Technical Abstract: Cotton is one of the most economically important natural fiber crops in the world, and the complex tetraploid nature of its genome (AADD, 2n = 52) makes genetic, genomic and functional analyses extremely challenging. Here we sequenced and assembled 98.3% of the 1.7-gigabase G. arboreum (AA, 2n = 26) genome, whose progenitor is a putative contributor of the diploid A-subgenome to tetraploid cottons. Pair-end sequencing from 10 libraries with insert sizes ranging from 180 bp to 40 kb resulted in 193.6 Gb clean sequence that covers the genome by 112.6-fold. Using a set of 24,569 single-nucleotide polymorphism (SNP) markers that we obtained from 154 F2 restriction-site-associated DNA (RAD) lines, we were able to anchor and orient 90.4% of the assembly on 13 pseudo chromosomes.

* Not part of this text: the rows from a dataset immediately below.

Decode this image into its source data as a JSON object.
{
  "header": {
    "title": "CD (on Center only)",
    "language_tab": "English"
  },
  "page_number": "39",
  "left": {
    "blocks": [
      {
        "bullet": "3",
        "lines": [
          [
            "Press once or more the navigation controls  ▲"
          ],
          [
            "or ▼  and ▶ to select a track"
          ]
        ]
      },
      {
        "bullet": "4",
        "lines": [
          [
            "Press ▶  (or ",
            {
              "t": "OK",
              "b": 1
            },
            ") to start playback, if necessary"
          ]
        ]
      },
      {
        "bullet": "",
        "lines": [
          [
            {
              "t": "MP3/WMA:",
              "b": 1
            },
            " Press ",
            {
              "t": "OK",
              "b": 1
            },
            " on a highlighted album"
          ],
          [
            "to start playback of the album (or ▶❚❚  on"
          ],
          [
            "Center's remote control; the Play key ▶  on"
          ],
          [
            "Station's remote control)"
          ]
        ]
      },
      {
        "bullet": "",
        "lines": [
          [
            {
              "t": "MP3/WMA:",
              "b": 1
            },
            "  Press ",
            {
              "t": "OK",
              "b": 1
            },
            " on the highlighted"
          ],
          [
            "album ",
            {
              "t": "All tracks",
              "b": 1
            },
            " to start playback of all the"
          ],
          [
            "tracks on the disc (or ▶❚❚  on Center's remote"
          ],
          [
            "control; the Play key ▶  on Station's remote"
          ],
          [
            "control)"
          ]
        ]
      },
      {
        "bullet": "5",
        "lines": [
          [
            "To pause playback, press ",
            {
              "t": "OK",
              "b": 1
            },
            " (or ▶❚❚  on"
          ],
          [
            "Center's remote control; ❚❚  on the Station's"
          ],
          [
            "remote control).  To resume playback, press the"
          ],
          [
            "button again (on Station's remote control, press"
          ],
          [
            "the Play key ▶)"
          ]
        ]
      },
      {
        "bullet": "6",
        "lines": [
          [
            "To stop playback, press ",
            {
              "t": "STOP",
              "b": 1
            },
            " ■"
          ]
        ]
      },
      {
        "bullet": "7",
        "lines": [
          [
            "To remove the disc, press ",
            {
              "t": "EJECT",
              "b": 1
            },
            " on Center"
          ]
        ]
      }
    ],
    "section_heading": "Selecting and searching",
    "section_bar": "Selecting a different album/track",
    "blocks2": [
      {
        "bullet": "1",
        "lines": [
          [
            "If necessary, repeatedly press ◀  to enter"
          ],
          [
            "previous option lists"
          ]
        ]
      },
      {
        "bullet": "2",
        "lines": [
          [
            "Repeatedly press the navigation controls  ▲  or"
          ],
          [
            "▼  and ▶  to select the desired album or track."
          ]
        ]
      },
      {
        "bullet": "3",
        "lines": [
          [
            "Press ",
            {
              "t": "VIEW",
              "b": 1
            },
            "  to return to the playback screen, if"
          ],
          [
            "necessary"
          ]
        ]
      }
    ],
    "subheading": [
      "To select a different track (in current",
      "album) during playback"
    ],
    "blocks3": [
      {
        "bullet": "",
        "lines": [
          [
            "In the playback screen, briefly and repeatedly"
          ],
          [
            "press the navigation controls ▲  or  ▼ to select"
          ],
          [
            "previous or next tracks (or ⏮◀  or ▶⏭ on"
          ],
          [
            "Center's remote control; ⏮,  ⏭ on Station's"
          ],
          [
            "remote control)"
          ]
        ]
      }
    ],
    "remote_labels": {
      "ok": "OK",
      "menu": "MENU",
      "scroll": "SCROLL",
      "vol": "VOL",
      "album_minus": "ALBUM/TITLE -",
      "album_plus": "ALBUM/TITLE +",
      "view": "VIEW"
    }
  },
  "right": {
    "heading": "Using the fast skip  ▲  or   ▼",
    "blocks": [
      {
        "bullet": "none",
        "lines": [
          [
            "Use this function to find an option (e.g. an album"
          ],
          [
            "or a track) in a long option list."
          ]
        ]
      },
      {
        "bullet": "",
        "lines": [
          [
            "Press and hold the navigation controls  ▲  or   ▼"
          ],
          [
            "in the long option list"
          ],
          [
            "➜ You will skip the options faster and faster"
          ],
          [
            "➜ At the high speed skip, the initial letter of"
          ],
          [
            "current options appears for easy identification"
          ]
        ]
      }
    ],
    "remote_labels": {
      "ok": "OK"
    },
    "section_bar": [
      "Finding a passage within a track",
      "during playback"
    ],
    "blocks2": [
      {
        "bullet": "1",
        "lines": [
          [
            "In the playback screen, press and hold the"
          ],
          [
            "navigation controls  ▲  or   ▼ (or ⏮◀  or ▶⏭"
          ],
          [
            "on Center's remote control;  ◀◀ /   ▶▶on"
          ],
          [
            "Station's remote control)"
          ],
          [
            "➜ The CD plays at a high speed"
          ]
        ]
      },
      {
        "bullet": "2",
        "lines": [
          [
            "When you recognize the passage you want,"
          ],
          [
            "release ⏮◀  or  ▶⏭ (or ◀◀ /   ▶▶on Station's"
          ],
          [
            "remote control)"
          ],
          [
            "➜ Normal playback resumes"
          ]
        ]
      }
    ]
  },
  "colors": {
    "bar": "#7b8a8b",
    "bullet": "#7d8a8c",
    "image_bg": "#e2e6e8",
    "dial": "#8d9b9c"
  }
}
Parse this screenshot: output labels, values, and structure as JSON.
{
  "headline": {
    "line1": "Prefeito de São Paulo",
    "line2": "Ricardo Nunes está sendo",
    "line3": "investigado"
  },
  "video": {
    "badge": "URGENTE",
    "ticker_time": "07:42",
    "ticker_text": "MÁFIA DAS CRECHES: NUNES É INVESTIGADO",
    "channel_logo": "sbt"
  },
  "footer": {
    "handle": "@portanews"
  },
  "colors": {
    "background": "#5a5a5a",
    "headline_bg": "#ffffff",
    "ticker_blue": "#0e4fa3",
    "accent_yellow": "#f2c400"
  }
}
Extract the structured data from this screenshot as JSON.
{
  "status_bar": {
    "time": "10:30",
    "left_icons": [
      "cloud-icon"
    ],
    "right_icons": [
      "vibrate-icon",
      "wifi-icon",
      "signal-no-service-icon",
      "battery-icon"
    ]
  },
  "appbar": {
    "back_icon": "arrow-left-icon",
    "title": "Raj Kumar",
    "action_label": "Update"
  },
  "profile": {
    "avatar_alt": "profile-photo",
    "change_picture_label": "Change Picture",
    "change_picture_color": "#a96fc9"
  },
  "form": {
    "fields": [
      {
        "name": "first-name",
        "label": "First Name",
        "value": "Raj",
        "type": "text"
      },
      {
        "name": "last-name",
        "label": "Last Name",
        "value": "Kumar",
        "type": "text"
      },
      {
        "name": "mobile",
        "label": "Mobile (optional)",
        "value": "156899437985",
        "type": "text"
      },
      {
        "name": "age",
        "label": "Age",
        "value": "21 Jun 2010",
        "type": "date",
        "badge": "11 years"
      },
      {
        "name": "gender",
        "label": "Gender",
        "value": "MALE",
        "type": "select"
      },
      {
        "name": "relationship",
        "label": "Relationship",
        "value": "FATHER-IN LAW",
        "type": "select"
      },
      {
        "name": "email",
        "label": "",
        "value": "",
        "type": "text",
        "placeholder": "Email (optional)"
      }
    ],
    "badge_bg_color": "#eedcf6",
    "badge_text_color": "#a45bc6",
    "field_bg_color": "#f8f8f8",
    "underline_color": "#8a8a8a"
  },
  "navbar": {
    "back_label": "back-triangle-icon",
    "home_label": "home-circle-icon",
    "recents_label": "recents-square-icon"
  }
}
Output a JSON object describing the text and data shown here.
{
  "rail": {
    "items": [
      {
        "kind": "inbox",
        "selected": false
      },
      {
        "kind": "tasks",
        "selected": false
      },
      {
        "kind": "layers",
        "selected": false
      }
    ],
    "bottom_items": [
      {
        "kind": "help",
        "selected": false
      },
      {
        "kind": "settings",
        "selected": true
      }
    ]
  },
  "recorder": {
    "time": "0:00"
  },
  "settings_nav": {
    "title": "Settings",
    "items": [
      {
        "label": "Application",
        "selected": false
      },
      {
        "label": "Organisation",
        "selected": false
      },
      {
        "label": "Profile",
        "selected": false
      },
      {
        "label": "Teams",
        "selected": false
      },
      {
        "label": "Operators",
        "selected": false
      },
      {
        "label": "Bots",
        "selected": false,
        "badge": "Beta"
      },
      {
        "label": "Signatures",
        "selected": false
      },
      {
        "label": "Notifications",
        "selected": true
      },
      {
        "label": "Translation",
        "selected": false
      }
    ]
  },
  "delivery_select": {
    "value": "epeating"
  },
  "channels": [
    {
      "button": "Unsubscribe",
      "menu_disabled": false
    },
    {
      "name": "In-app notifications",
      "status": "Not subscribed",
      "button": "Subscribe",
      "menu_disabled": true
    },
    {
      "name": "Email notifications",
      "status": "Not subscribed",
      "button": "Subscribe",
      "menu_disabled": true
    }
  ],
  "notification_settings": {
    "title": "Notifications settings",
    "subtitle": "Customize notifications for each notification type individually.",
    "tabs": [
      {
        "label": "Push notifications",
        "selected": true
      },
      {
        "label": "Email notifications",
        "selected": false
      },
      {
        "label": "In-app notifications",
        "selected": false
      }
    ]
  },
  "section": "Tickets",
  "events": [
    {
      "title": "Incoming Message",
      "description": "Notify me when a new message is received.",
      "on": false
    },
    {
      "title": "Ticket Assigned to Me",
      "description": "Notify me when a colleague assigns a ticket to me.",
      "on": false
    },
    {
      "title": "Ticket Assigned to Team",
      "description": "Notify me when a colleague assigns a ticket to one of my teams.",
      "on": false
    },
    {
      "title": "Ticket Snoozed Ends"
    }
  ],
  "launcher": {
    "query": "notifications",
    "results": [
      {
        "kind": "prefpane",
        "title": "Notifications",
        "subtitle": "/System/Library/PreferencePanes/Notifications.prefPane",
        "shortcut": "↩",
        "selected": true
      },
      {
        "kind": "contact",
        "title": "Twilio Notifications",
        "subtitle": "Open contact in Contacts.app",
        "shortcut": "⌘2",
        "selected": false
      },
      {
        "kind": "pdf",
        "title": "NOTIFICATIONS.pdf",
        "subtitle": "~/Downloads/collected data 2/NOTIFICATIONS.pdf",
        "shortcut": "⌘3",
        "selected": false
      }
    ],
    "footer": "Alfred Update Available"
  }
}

The majority of the genome (68.5%) is occupied by repetitive DNA sequences, most of which are long terminal repeats (LTRs). We predicted 41,330 protein-coding genes in G. arboreum, which is similar to that of the G. raimondii. One ancient (about 115 - 146 million years ago, MYA) and one recent (approximately 13 - 20 MYA) whole genome duplications (WGDs) were shared by both species before the speciation event around 2 - 13 MYA. The two-fold size changes of these otherwise highly co-linear genomes were the result of LTR insertions in the past five million years. Expansion and contraction of nucleotide- binding site (NBS) gene family sizes in different cotton species may be responsible for their resistance to Verticillium dahlia. The ethylene-central regulatory pathway may determine fundamentally the fate of cotton fiber cell development.